EntryProfile A Profile stores N-gram frequency information for a given textual string.
LanguageClass Understanding the language of a given document is an essential step in working with unstructured multilingual text.
NGram This class models a concrete and simple N-Gram.
NGramCathegorizer NGramCathegorizer implements the classification technique described in Cavnar & Trenkle, "N-Gram-Based Text Categorization".
NGramConstants Contant values used in the TCatNG package.
ProfileReader Class to hold (static) methods to read in profile data.
ProfileWriter Write an N-Gram profile to disk.
TCatNG The TCatNG Toolkit is a Java package that you can use to apply N-Gram analysis techniques to the process of categorizing text files.
 

Exception Summary
TCatNGException Wrapper for Exceptions used in the TCatNG package.
 

Package pt.tumba.ngram Description

The TCatNG Toolkit is a Java package that you can use to apply N-Gram analysis techniques to the process of categorizing text files.
N-Grams are short sequences of bytes or letters, and their statistics provide valuable informations about byte sequences and strings.

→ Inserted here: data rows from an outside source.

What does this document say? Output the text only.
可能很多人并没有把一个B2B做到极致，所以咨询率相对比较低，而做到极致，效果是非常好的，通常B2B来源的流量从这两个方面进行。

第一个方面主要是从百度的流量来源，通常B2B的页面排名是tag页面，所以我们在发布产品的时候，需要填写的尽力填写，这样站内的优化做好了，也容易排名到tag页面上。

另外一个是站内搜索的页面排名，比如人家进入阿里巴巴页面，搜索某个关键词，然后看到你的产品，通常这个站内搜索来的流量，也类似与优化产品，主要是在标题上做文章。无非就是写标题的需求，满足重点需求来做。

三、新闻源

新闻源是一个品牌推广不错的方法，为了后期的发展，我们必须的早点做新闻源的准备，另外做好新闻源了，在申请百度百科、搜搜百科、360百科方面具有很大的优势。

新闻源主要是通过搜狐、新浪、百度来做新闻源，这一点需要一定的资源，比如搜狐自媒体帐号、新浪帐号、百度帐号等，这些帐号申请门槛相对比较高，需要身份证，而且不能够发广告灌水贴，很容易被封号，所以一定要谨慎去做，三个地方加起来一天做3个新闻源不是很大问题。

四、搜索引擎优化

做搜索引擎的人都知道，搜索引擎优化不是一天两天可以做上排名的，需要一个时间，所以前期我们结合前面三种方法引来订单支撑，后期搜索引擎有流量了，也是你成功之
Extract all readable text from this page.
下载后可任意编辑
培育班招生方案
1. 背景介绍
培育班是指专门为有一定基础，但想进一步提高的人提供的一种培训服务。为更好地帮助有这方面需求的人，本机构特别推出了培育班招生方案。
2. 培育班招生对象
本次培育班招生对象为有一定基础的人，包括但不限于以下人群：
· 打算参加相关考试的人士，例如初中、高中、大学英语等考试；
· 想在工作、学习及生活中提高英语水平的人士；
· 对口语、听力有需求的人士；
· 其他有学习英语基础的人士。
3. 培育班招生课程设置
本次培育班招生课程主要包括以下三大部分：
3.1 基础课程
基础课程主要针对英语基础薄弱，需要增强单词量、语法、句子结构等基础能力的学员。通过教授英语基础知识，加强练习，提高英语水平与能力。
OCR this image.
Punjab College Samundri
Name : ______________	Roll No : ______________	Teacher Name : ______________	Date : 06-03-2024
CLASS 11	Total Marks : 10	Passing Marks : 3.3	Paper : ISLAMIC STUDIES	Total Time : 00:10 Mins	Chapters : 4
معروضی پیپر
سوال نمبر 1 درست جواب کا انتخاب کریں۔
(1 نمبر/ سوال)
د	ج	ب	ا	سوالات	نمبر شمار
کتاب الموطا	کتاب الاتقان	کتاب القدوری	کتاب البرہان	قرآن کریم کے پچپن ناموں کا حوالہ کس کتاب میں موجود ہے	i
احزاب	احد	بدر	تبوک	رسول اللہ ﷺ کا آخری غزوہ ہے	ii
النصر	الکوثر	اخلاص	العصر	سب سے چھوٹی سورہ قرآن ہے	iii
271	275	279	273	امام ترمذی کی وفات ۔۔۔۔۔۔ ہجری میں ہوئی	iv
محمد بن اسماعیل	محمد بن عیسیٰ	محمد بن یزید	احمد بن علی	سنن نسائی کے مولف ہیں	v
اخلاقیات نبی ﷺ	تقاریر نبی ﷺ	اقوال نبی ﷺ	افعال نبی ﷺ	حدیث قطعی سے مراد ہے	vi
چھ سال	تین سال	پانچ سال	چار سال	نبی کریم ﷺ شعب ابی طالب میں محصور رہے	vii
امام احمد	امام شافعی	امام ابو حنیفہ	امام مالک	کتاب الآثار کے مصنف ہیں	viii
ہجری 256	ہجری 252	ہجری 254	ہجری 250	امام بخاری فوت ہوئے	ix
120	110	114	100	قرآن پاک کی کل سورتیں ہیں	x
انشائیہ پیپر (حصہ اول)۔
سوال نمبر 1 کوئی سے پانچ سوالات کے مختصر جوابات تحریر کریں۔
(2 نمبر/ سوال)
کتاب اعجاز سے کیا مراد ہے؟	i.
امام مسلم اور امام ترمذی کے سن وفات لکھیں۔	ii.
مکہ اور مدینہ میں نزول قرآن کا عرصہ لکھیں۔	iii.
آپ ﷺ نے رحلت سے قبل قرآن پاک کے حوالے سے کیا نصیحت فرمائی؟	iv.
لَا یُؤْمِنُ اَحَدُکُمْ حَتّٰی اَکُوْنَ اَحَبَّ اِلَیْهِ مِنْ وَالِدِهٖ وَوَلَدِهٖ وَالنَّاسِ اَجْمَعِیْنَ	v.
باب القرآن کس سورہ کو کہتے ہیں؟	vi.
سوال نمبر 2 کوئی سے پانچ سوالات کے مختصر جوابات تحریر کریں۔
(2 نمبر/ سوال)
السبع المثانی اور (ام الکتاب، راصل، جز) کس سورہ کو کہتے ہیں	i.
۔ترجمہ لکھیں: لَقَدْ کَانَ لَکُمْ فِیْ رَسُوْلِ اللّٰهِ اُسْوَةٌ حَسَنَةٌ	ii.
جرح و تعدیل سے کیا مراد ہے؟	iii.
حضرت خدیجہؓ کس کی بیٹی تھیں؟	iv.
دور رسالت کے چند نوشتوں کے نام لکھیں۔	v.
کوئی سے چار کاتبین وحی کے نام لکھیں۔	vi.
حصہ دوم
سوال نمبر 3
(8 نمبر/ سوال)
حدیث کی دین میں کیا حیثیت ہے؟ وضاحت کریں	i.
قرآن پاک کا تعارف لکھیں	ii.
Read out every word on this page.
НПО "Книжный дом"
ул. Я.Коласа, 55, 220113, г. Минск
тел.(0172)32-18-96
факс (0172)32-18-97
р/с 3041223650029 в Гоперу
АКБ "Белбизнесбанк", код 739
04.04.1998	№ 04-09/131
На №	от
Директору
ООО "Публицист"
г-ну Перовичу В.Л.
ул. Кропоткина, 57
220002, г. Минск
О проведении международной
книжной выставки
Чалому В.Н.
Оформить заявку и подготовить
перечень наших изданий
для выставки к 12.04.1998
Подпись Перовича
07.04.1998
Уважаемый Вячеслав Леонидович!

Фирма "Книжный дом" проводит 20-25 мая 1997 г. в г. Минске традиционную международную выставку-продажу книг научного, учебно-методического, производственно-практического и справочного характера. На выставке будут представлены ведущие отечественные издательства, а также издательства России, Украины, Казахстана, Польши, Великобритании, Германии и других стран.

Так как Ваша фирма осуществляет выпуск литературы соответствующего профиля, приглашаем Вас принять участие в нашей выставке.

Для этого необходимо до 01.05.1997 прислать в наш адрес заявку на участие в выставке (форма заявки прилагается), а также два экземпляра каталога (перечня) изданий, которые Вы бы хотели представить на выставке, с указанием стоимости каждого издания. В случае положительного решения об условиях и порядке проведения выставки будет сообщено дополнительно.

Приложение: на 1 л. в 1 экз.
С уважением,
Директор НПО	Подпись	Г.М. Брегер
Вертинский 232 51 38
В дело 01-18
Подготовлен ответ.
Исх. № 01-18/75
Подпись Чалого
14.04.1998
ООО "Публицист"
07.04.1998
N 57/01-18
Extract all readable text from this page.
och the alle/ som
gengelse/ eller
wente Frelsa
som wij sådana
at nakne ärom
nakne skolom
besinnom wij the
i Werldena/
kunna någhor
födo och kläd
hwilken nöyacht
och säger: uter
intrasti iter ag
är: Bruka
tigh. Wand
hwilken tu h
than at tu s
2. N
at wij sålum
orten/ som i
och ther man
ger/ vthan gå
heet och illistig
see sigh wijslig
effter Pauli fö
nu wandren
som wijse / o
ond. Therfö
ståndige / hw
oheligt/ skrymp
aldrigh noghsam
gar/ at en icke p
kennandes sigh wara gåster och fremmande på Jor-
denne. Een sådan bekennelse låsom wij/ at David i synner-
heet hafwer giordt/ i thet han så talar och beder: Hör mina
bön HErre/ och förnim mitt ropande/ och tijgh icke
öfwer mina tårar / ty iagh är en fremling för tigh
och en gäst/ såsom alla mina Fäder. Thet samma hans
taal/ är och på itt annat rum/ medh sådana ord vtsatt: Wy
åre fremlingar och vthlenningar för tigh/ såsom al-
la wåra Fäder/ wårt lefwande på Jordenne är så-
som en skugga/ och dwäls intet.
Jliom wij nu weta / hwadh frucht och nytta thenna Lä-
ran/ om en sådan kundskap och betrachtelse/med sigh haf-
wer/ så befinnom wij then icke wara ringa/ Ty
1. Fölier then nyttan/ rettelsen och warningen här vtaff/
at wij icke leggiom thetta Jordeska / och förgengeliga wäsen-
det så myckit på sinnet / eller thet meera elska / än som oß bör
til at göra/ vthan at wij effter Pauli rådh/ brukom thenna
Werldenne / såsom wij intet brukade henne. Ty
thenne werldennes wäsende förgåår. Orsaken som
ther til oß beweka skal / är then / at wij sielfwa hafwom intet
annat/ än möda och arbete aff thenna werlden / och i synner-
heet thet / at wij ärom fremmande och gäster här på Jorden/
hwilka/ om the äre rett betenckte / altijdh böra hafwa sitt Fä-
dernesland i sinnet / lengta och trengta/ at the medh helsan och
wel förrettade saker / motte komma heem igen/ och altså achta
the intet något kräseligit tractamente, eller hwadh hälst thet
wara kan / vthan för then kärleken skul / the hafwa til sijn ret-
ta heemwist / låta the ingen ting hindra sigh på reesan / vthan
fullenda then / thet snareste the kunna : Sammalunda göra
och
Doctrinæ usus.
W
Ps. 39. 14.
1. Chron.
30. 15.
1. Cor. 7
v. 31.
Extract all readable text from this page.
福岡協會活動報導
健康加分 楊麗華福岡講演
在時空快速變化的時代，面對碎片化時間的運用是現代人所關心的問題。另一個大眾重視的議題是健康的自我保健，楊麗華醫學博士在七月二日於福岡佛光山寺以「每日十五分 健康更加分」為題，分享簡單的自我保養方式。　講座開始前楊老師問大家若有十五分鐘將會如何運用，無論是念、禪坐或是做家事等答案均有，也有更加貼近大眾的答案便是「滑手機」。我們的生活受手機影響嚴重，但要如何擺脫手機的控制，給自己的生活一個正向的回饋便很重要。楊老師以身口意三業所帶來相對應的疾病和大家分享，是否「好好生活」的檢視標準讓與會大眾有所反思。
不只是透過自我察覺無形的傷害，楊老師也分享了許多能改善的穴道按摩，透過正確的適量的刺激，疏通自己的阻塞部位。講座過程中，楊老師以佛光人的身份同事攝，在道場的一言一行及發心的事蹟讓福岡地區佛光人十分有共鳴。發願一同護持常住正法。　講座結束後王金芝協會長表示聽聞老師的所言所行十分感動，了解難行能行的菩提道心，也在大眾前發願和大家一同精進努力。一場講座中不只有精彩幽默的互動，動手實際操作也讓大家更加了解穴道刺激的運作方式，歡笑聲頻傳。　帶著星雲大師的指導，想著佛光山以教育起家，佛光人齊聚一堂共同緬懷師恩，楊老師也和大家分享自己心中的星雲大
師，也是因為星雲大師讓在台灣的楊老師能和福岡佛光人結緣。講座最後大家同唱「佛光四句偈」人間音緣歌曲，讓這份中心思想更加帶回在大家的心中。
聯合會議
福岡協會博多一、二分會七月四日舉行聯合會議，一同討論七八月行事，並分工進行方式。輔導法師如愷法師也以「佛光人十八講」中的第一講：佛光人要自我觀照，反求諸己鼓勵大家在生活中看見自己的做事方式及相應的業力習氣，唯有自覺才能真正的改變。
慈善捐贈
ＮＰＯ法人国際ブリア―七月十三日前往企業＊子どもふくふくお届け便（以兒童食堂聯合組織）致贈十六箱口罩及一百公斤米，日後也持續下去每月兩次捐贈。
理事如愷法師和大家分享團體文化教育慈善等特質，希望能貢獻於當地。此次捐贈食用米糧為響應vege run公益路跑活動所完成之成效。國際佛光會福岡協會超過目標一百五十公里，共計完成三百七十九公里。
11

N-Gram based approaches are very powerful in text categorization because every string is decomposed into small parts, and errors tend to affect only a limited number of those parts, leaving the remainder intact.
The use of character N-Grams also does not explicitly or implicitly require the specification of a separator, as it is necessary for words. Consequently, analyzing a text in terms of N-Grams constitutes a valuable approach for text written in any language based on an alphabet and the concatenation text-construction operator, eliminating the need for complex text tokenization, stemming, and/or lemmatization.
There are many possible applications: categorizing documents by topic, detecting the author of a text, or recognizing the language and encoding for a bunch of bytes (i.e. in a search engine, to figure the language of a document). This is actually the first application this software package was designed for, but many other uncharted areas are up to you to explore.